We wanted to share what we've learned from our investigation of the June 13 SimpleDB disruption in the US East Region. The service was unavailable to all API calls (except a fraction of the eventually consistent read calls) from 9:16 PM to 11:16 PM (PDT). From 11:16 PM to 1:30 AM, we continued to have elevated error rates for CreateDomain and DeleteDomain API calls.
SimpleDB is a distributed datastore that replicates customer data across multiple data centers. The service employs servers in various roles. Some servers are responsible for the storage of user data (“storage nodes”), with each customer Domain replicated across a group of storage nodes. Other nodes store metadata about each customer Domain (“metadata nodes”), such as which storage nodes it is located on. SimpleDB uses an internal lock service to determine which set of nodes are responsible for a given Domain. This lock service itself is replicated across multiple data centers. Each node handshakes with the lock service periodically to verify it still has responsibility for the data or metadata it hosts.

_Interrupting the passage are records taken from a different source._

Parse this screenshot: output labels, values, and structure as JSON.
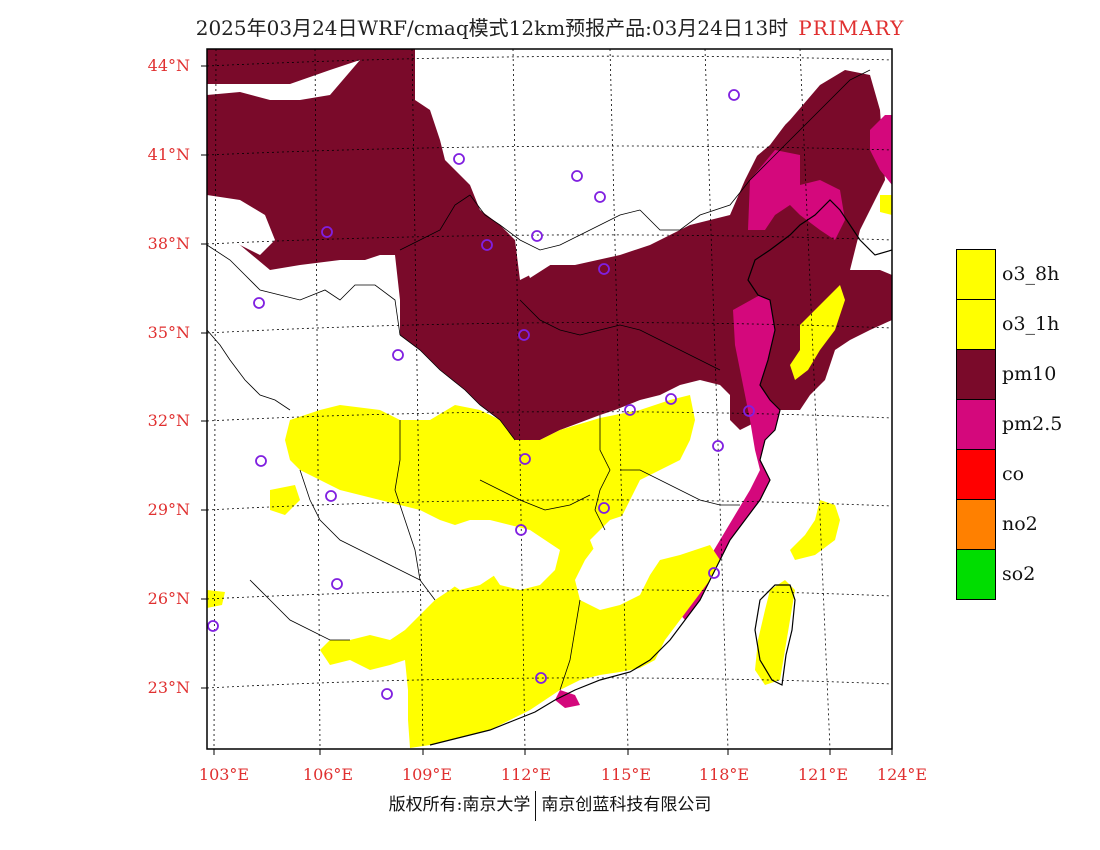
{
  "title": {
    "text": "2025年03月24日WRF/cmaq模式12km预报产品:03月24日13时",
    "primary": "PRIMARY"
  },
  "axes": {
    "lat_labels": [
      "44°N",
      "41°N",
      "38°N",
      "35°N",
      "32°N",
      "29°N",
      "26°N",
      "23°N"
    ],
    "lon_labels": [
      "103°E",
      "106°E",
      "109°E",
      "112°E",
      "115°E",
      "118°E",
      "121°E",
      "124°E"
    ]
  },
  "legend": {
    "items": [
      {
        "label": "o3_8h",
        "color": "#ffff00"
      },
      {
        "label": "o3_1h",
        "color": "#ffff00"
      },
      {
        "label": "pm10",
        "color": "#7a0a2a"
      },
      {
        "label": "pm2.5",
        "color": "#d4087c"
      },
      {
        "label": "co",
        "color": "#ff0000"
      },
      {
        "label": "no2",
        "color": "#ff8000"
      },
      {
        "label": "so2",
        "color": "#00dd00"
      }
    ]
  },
  "footer": {
    "left": "版权所有:南京大学",
    "right": "南京创蓝科技有限公司"
  },
  "colors": {
    "pm10": "#7a0a2a",
    "pm25": "#d4087c",
    "o3": "#ffff00",
    "station_marker": "#8020e0",
    "axis_label": "#e03030"
  }
}
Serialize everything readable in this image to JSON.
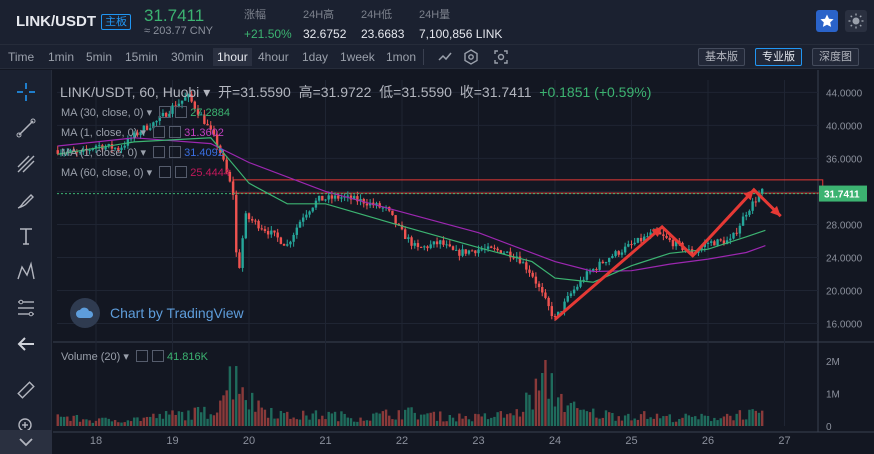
{
  "header": {
    "pair": "LINK/USDT",
    "board": "主板",
    "price": "31.7411",
    "cny": "≈ 203.77 CNY",
    "stats": [
      {
        "label": "涨幅",
        "value": "+21.50%",
        "up": true
      },
      {
        "label": "24H高",
        "value": "32.6752",
        "up": false
      },
      {
        "label": "24H低",
        "value": "23.6683",
        "up": false
      },
      {
        "label": "24H量",
        "value": "7,100,856 LINK",
        "up": false
      }
    ]
  },
  "toolbar": {
    "timeframes": [
      "Time",
      "1min",
      "5min",
      "15min",
      "30min",
      "1hour",
      "4hour",
      "1day",
      "1week",
      "1mon"
    ],
    "active_timeframe": "1hour",
    "modes": [
      "基本版",
      "专业版",
      "深度图"
    ],
    "active_mode": "专业版"
  },
  "legend": {
    "symbol": "LINK/USDT, 60, Huobi",
    "open_label": "开=",
    "open": "31.5590",
    "high_label": "高=",
    "high": "31.9722",
    "low_label": "低=",
    "low": "31.5590",
    "close_label": "收=",
    "close": "31.7411",
    "change": "+0.1851 (+0.59%)"
  },
  "ma_rows": [
    {
      "label": "MA (30, close, 0)",
      "value": "27.2884",
      "color": "#3cb371"
    },
    {
      "label": "MA (1, close, 0)",
      "value": "31.3602",
      "color": "#c040c0"
    },
    {
      "label": "MA (1, close, 0)",
      "value": "31.4092",
      "color": "#3a6ee0"
    },
    {
      "label": "MA (60, close, 0)",
      "value": "25.4444",
      "color": "#c2185b"
    }
  ],
  "volume_legend": {
    "label": "Volume (20)",
    "value": "41.816K"
  },
  "watermark": "Chart by TradingView",
  "colors": {
    "up": "#26a69a",
    "down": "#ef5350",
    "price_line": "#3cb371",
    "annotation": "#e53935",
    "grid": "#1f2533"
  },
  "chart_data": {
    "type": "candlestick",
    "title": "LINK/USDT, 60, Huobi",
    "x_ticks": [
      "18",
      "19",
      "20",
      "21",
      "22",
      "23",
      "24",
      "25",
      "26",
      "27"
    ],
    "y_ticks": [
      "44.0000",
      "40.0000",
      "36.0000",
      "32.0000",
      "28.0000",
      "24.0000",
      "20.0000",
      "16.0000"
    ],
    "ylim": [
      14.0,
      45.5
    ],
    "volume_ticks": [
      "2M",
      "1M",
      "0"
    ],
    "volume_ylim": [
      0,
      2500000
    ],
    "last_price": "31.7411",
    "series_close_path": [
      [
        17.5,
        37.0
      ],
      [
        17.8,
        36.5
      ],
      [
        18.0,
        37.6
      ],
      [
        18.3,
        37.2
      ],
      [
        18.6,
        39.5
      ],
      [
        18.8,
        40.5
      ],
      [
        19.0,
        42.2
      ],
      [
        19.2,
        43.5
      ],
      [
        19.4,
        40.8
      ],
      [
        19.6,
        37.5
      ],
      [
        19.8,
        31.5
      ],
      [
        19.85,
        21.0
      ],
      [
        19.95,
        29.0
      ],
      [
        20.2,
        27.5
      ],
      [
        20.5,
        25.5
      ],
      [
        20.7,
        29.0
      ],
      [
        20.9,
        31.0
      ],
      [
        21.2,
        31.3
      ],
      [
        21.5,
        30.8
      ],
      [
        21.8,
        29.8
      ],
      [
        22.0,
        27.0
      ],
      [
        22.2,
        25.0
      ],
      [
        22.5,
        25.8
      ],
      [
        22.7,
        24.5
      ],
      [
        23.0,
        25.0
      ],
      [
        23.3,
        24.8
      ],
      [
        23.5,
        24.2
      ],
      [
        23.7,
        22.0
      ],
      [
        23.9,
        18.2
      ],
      [
        24.0,
        16.5
      ],
      [
        24.2,
        19.5
      ],
      [
        24.4,
        21.8
      ],
      [
        24.7,
        24.0
      ],
      [
        25.0,
        25.5
      ],
      [
        25.3,
        27.0
      ],
      [
        25.5,
        26.0
      ],
      [
        25.8,
        24.5
      ],
      [
        26.0,
        25.8
      ],
      [
        26.3,
        26.0
      ],
      [
        26.5,
        29.5
      ],
      [
        26.7,
        32.0
      ],
      [
        26.75,
        31.74
      ]
    ],
    "ma30_path": [
      [
        17.5,
        36.5
      ],
      [
        18.5,
        38.0
      ],
      [
        19.5,
        38.5
      ],
      [
        20.0,
        33.0
      ],
      [
        20.5,
        30.5
      ],
      [
        21.0,
        30.5
      ],
      [
        22.0,
        27.8
      ],
      [
        23.0,
        25.2
      ],
      [
        23.7,
        23.5
      ],
      [
        24.0,
        21.5
      ],
      [
        24.5,
        21.0
      ],
      [
        25.0,
        23.0
      ],
      [
        25.5,
        24.5
      ],
      [
        26.0,
        25.0
      ],
      [
        26.5,
        26.5
      ],
      [
        26.75,
        27.29
      ]
    ],
    "ma60_path": [
      [
        17.5,
        37.5
      ],
      [
        18.5,
        38.5
      ],
      [
        19.5,
        37.8
      ],
      [
        20.0,
        35.5
      ],
      [
        21.0,
        32.0
      ],
      [
        22.0,
        29.5
      ],
      [
        23.0,
        27.0
      ],
      [
        24.0,
        23.5
      ],
      [
        24.5,
        22.3
      ],
      [
        25.0,
        22.4
      ],
      [
        25.5,
        23.2
      ],
      [
        26.0,
        23.8
      ],
      [
        26.5,
        24.6
      ],
      [
        26.75,
        25.44
      ]
    ],
    "annotation_zigzag": [
      [
        24.0,
        16.5
      ],
      [
        25.4,
        27.7
      ],
      [
        25.8,
        24.2
      ],
      [
        26.6,
        32.2
      ],
      [
        26.95,
        29.0
      ]
    ],
    "resistance_zone": {
      "x": [
        19.8,
        27.5
      ],
      "y": [
        31.8,
        33.4
      ]
    },
    "volume": [
      [
        17.6,
        300000
      ],
      [
        18.0,
        200000
      ],
      [
        18.5,
        250000
      ],
      [
        19.0,
        400000
      ],
      [
        19.5,
        500000
      ],
      [
        19.85,
        2100000
      ],
      [
        20.0,
        900000
      ],
      [
        20.5,
        350000
      ],
      [
        21.0,
        400000
      ],
      [
        21.5,
        300000
      ],
      [
        22.0,
        500000
      ],
      [
        22.5,
        350000
      ],
      [
        23.0,
        300000
      ],
      [
        23.5,
        450000
      ],
      [
        23.9,
        1700000
      ],
      [
        24.0,
        1200000
      ],
      [
        24.3,
        500000
      ],
      [
        24.7,
        400000
      ],
      [
        25.0,
        400000
      ],
      [
        25.5,
        300000
      ],
      [
        26.0,
        300000
      ],
      [
        26.5,
        450000
      ],
      [
        26.75,
        350000
      ]
    ]
  }
}
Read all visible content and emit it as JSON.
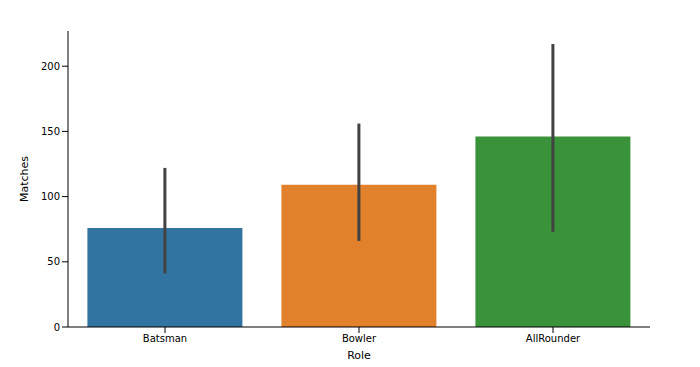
{
  "chart_data": {
    "type": "bar",
    "x_label": "Role",
    "y_label": "Matches",
    "categories": [
      "Batsman",
      "Bowler",
      "AllRounder"
    ],
    "values": [
      76,
      109,
      146
    ],
    "error_low": [
      41,
      66,
      73
    ],
    "error_high": [
      122,
      156,
      217
    ],
    "colors": [
      "#3274a1",
      "#e1812c",
      "#3a923a"
    ],
    "ylim": [
      0,
      227
    ],
    "yticks": [
      0,
      50,
      100,
      150,
      200
    ],
    "grid": false
  }
}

In this event, multiple storage nodes became unavailable simultaneously in a single data center (after power was lost to the servers on which these nodes lived). While SimpleDB can handle multiple simultaneous node failures, and has successfully endured larger infrastructure failures in the past without incident, the server failure pattern in this event resulted in a sudden and significant increase in load on the lock service as it rapidly de-registered the failed storage nodes from their respective replication groups. This simultaneous volume resulted in elevated handshake latencies between healthy SimpleDB nodes and the lock service, and the nodes were not able to complete their handshakes prior to exceeding a set “handshake timeout” value. After several handshake retries and subsequent timeouts, SimpleDB storage and metadata nodes removed themselves from the SimpleDB production cluster, and SimpleDB API requests returned error messages (http response code 500 for server-side error). The affected storage nodes were not able to rejoin the SimpleDB cluster and serve API requests until receiving authorization to rejoin from metadata nodes. This process ensures that we do not allow a node with stale data to join the production cluster accidentally and start serving customer requests. However, in this case the metadata nodes were also down due to the same handshake timeout issue, and therefore could not authenticate the storage nodes.
Once the problem was identified, we had to manually increase the handshake timeout values and restart a subset of metadata nodes so that they could authorize the storage nodes. This allowed the affected storage nodes to rejoin the SimpleDB cluster and resume serving customer data requests. At this point (11:16 PM), all APIs but CreateDomain and DeleteDomain were functioning normally. To allow the rest of the metadata nodes to fully recover without risk, we throttled CreateDomain and DeleteDomain API calls (which are served from metadata nodes) until 1:30 AM.
We have identified two significant improvements that can be made to SimpleDB coming out of the event to prevent recurrence of similar issues. First, we will set a longer lock service handshake timeout. The original intent behind the low handshake timeout value we set was to enable rapid detection of replica failure. However, hindsight shows the value was too low. Second, the behavior of nodes removing themselves from the SimpleDB cluster immediately after experiencing multiple handshake timeouts increased the scope of the event and caused SimpleDB API errors. Instead, the nodes should have waited and retried handshake requests later with an increased handshake timeout value. We are addressing these two issues immediately and rolling out fixes to all SimpleDB Regions. We apologize for the impact this issue had on SimpleDB customers.